NASA is already hard at work on cheaper options for robotic reconnaissance of Europa, but even these will be impossible in the coming decade without additional funding from Congress. For anyone interested in the search for life beyond Earth, this should be a call to arms! Public support played a major role in getting the New Horizons mission to Pluto off the ground; perhaps a similar campaign can help save Europa. Giving up now would delay more than just the Europa orbiter. Ten years ago, NASA scientists and engineers were talking about Europa ice penetrators, submarines, and sample return—a true Europa Exploration Program analogous to what we have for Mars. An orbiter could be the first key step toward this vision.

Is it all worth the cost? I think so, even at the risk of delaying other missions. We know of no place in our solar system more likely to be inhabited today by life unrelated to us. I am also a strong proponent of continued Mars exploration, and we should thoroughly explore both of these worlds. Ancient Mars was so diverse that multiple sample return missions are likely needed to fully understand whether, where and when life may have evolved on that world. But the same might be true for Europa; our understanding of its history is limited by the data we have.

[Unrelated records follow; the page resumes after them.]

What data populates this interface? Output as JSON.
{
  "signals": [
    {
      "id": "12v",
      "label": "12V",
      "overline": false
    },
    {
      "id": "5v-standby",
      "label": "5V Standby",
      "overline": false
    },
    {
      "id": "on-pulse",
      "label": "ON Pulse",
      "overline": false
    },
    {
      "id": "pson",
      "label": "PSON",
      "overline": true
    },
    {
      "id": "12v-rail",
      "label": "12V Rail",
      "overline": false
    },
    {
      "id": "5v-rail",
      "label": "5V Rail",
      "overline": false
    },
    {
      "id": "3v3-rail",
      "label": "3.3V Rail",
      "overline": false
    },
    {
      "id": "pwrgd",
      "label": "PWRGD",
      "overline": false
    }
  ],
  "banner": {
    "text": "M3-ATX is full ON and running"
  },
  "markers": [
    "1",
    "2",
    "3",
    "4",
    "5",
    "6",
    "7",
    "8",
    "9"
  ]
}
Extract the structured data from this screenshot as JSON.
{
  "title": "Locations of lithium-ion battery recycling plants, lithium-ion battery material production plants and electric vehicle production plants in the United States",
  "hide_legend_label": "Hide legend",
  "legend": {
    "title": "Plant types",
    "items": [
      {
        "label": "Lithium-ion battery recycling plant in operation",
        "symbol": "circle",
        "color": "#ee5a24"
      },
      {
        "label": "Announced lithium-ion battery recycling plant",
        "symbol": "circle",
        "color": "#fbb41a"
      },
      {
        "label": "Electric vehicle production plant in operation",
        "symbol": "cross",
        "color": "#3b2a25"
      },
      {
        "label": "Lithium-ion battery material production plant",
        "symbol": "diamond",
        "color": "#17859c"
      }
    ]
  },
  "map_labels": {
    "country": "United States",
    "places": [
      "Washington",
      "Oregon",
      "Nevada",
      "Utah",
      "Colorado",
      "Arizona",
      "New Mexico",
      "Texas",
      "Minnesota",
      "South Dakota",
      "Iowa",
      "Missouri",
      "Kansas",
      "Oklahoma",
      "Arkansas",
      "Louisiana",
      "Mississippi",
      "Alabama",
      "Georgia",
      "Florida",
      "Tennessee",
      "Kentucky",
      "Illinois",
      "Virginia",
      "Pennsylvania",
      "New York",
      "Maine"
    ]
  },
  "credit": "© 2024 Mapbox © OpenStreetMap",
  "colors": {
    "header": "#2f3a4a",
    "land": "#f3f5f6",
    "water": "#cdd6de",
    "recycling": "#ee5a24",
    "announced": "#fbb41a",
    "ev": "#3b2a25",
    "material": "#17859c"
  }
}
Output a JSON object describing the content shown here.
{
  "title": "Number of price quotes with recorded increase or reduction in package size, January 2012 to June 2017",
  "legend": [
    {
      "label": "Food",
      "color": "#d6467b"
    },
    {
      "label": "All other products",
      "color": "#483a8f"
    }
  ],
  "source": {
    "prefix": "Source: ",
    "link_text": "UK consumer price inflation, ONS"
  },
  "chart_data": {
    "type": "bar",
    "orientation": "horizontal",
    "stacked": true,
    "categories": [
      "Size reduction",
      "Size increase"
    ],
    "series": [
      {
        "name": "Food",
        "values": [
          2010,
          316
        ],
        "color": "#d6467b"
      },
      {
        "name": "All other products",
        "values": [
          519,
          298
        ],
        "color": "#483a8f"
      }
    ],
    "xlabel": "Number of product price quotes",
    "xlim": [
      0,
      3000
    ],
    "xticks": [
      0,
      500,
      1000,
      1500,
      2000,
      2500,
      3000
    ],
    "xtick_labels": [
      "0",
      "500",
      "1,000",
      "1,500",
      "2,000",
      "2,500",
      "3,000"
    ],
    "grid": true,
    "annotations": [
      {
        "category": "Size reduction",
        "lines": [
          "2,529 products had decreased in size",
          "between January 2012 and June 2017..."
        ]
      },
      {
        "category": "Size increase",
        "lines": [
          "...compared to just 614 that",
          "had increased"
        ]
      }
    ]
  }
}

More broadly, searching for life on Mars will give unique insights into the probability of life evolving on planets in the habitable zones around their stars (i.e., at the right distance for surface water to be liquid). Yet it will not allow estimation of the total abundance of life in the universe. For that, we must explore all classes of habitats, including subsurface ocean worlds with uninhabitable surfaces. Such worlds may be common throughout our galaxy and others, but do they host life? Europa is the best place we know to start looking.